Story by Anna Schecterson, Editorial Board

Since the 2012 Sandy Hook shooting in Newtown, Connecticut, 144 school shootings or gun related incidents on school property have occurred in the United States. As students, we worry that a local school could easily be next on the long and bloody list if nothing is done.

One of the most glaring incidents in our minds is the Oct. 1 shooting at Umpqua Community College in Roseburg, Oregon, in which shooter Christopher Harper-Mercer killed nine, injured nine others, and then killed himself. Six of Harper-Mercer’s guns were found on the college campus, and seven more were found in his home, all of them legally obtained.

The United States’ National Instant Criminal Background Check System (NICS) has stopped over two million ineligible persons, such as convicted felons, from legally purchasing guns. These background checks usually take a just few minutes to complete, during which time an agent checks several databases to see if a prospective buyer is eligible.

Generally, the severely or dangerously mentally ill are prohibited from buying guns by the NICS.

Harper-Mercer had a history of mental illness, for which he had previously sought treatment, yet he was allowed to obtain 13 guns anyway. For a normal person, we believe 13 firearms is excessive; for a mentally ill person, even more so.

Most mentally ill people do not act violently on account of their illnesses, but there is always a chance, however small, that they might.
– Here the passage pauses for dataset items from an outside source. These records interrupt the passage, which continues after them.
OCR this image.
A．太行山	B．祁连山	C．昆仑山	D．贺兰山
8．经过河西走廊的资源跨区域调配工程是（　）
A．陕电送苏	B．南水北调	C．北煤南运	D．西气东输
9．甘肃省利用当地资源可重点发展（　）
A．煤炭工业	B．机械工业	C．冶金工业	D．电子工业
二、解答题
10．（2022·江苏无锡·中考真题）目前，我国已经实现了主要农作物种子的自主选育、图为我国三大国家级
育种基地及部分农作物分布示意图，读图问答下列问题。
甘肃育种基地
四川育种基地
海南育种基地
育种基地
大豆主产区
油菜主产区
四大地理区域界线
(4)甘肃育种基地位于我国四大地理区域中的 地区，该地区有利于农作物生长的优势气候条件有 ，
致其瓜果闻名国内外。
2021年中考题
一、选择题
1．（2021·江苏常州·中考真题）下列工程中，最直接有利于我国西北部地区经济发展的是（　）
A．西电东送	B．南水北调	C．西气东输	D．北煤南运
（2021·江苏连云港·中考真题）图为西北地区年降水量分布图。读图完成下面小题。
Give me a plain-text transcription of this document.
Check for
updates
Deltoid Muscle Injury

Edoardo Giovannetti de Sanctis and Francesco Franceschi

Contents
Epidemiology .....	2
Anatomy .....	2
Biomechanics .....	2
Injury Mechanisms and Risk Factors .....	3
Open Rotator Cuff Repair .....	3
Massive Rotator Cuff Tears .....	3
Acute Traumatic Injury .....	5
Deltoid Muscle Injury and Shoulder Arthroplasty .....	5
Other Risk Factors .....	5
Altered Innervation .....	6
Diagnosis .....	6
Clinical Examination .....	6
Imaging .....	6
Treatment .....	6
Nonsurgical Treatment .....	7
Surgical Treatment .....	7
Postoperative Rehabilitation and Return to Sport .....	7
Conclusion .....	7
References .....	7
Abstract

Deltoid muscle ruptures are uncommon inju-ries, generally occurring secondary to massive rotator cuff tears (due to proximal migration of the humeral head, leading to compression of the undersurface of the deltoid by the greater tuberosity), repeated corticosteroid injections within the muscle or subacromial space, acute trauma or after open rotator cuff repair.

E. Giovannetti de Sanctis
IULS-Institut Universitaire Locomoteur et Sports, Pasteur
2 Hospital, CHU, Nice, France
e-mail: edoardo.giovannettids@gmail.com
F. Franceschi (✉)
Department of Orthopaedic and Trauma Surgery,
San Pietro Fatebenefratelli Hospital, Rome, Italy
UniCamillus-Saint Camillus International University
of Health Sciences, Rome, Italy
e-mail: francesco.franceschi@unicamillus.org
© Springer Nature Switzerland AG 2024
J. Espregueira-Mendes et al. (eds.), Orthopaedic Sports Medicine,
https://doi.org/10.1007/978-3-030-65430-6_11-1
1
Therefore, when it comes to ownership of an object that can be used to kill, stricter background checks should be enforced on possible owners, regardless of their mental health statuses.

Japanese gun laws could help us form the beginnings of a solution. In 2008, 12,000 people in the United States died because of gun violence. In Japan, just 11 people were killed by guns in the same year, simply because the Japanese are more prepared to handle gun-related crime.

We would not go so far as to prohibit almost all guns the way Japan has, but we would urge Americans seeking to buy guns to not only take mandatory gun classes, but also pass required shooting, drug, and mental fitness tests, plus a background check that is much more rigorous than the one the United States currently requires.

Many Americans tout their Second Amendment right to own a firearm as a source of pride and belief in rugged “Americanness.” But in possessing this right, we forget that guns have more uses than protection.

Guns can be used to kill innocent people with blinding cowardice and callousness at the simple pull of a trigger. As students, we feel that our safety both on and off campus matters more than an individual’s desire to own a firearm.

Americans will never give up their guns entirely, and we do not ask them to. We also acknowledge that criminals will find ways to obtain firearms illegally regardless of the government’s actions. But we see that stricter federal gun control policies and better background checks will keep guns from falling into hands that seem harmless at first, but turn violent later.